I’m turning the page on my life. That star signifies my belief that with the vaccines and the new protocol for COVID-19, by mid-2021 we will be able to again gather as we once did – go out to restaurants, see our family and friends, go to church and shop without masks and without fear. And I make a resolution to never take these things for granted again.

Next year, I hope that businesses can get back to normal. I resolve to eat dinner with my friends, the Buzzards, every Friday night and catch up on what’s happening to them in their part of the county. I hope there will be plenty of restaurants where we can find something wonderful and new to eat.

I resolve to watch the re-opening of the San Bernard with joy and cannot wait to catch Spec after Spec (speckled trout) with Roy in the light off our dock again as the river brings new life back. Then, I resolve to meet our new neighbors who have been moving in during the pandemic, and I’ll make Trout Amandine for them and the rest of the neighbors like we used to.

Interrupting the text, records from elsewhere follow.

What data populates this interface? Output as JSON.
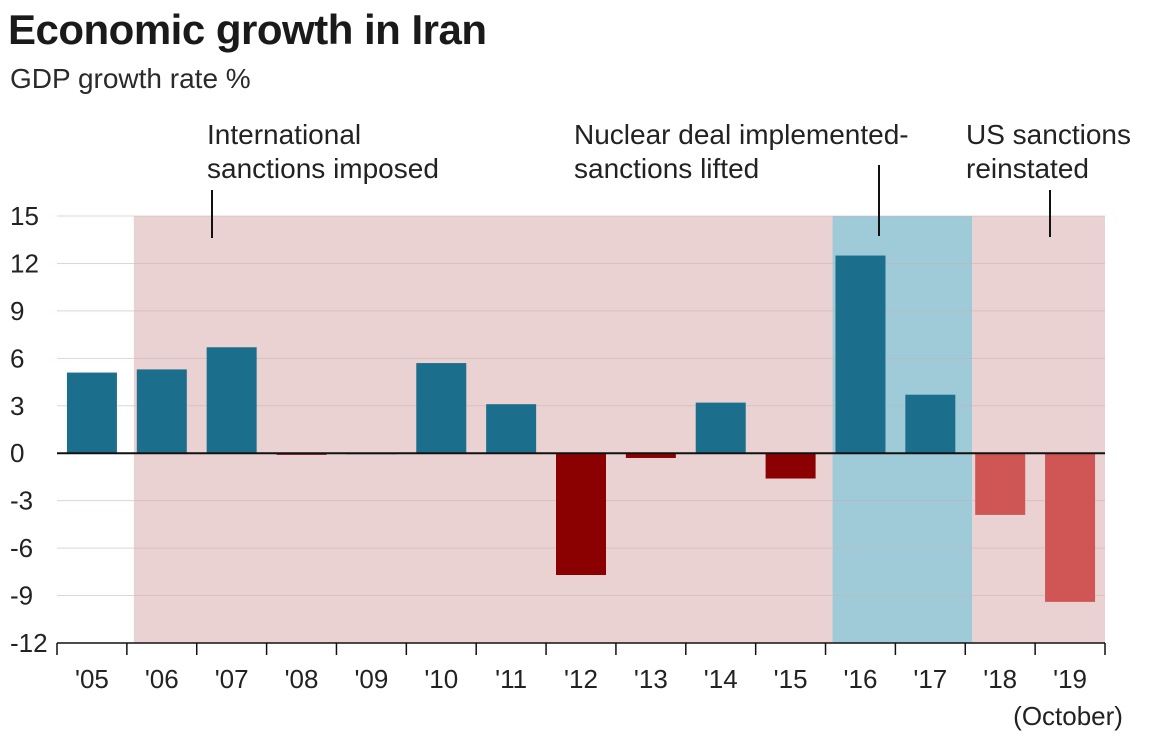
{
  "title": "Economic growth in Iran",
  "subtitle": "GDP growth rate %",
  "annotations": [
    {
      "line1": "International",
      "line2": "sanctions imposed"
    },
    {
      "line1": "Nuclear deal implemented-",
      "line2": "sanctions lifted"
    },
    {
      "line1": "US sanctions",
      "line2": "reinstated"
    }
  ],
  "x_footnote": "(October)",
  "colors": {
    "positive": "#1b6f8c",
    "negative": "#8b0000",
    "forecast_negative": "#d05555",
    "sanctions_band": "#ead2d2",
    "lifted_band": "#9fcbd8",
    "zero_line": "#111111",
    "grid": "#c9b3b3"
  },
  "chart_data": {
    "type": "bar",
    "title": "Economic growth in Iran",
    "subtitle": "GDP growth rate %",
    "categories": [
      "'05",
      "'06",
      "'07",
      "'08",
      "'09",
      "'10",
      "'11",
      "'12",
      "'13",
      "'14",
      "'15",
      "'16",
      "'17",
      "'18",
      "'19"
    ],
    "values": [
      5.1,
      5.3,
      6.7,
      -0.1,
      0.0,
      5.7,
      3.1,
      -7.7,
      -0.3,
      3.2,
      -1.6,
      12.5,
      3.7,
      -3.9,
      -9.4
    ],
    "forecast_categories": [
      "'18",
      "'19"
    ],
    "ylim": [
      -12,
      15
    ],
    "yticks": [
      15,
      12,
      9,
      6,
      3,
      0,
      -3,
      -6,
      -9,
      -12
    ],
    "grid": true,
    "shaded_periods": [
      {
        "label": "International sanctions imposed",
        "from": "'06",
        "to": "'15",
        "kind": "sanctions"
      },
      {
        "label": "Nuclear deal implemented-sanctions lifted",
        "from": "'16",
        "to": "'17",
        "kind": "lifted"
      },
      {
        "label": "US sanctions reinstated",
        "from": "'18",
        "to": "'19",
        "kind": "sanctions"
      }
    ]
  }
}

I resolve to take my furry friends, Skunk and Coon Dog, to the groomers more often and take more pictures of them. They have been so much joy for Roy and me during our stay-at-home time.

I resolve to write more uplifting stories for The Bulletin and “Chicken Soup for the Soul” and finally get past writing the timeline and start my novel. I don’t know how to get it published, but I resolve to find that out.

I resolve to choose to be happy and give people in need a hand up – not a handout. While 2020 has been a tough year, I’m counting on 2021 to be better, and I’m letting the light of the Christmas Star show me the way.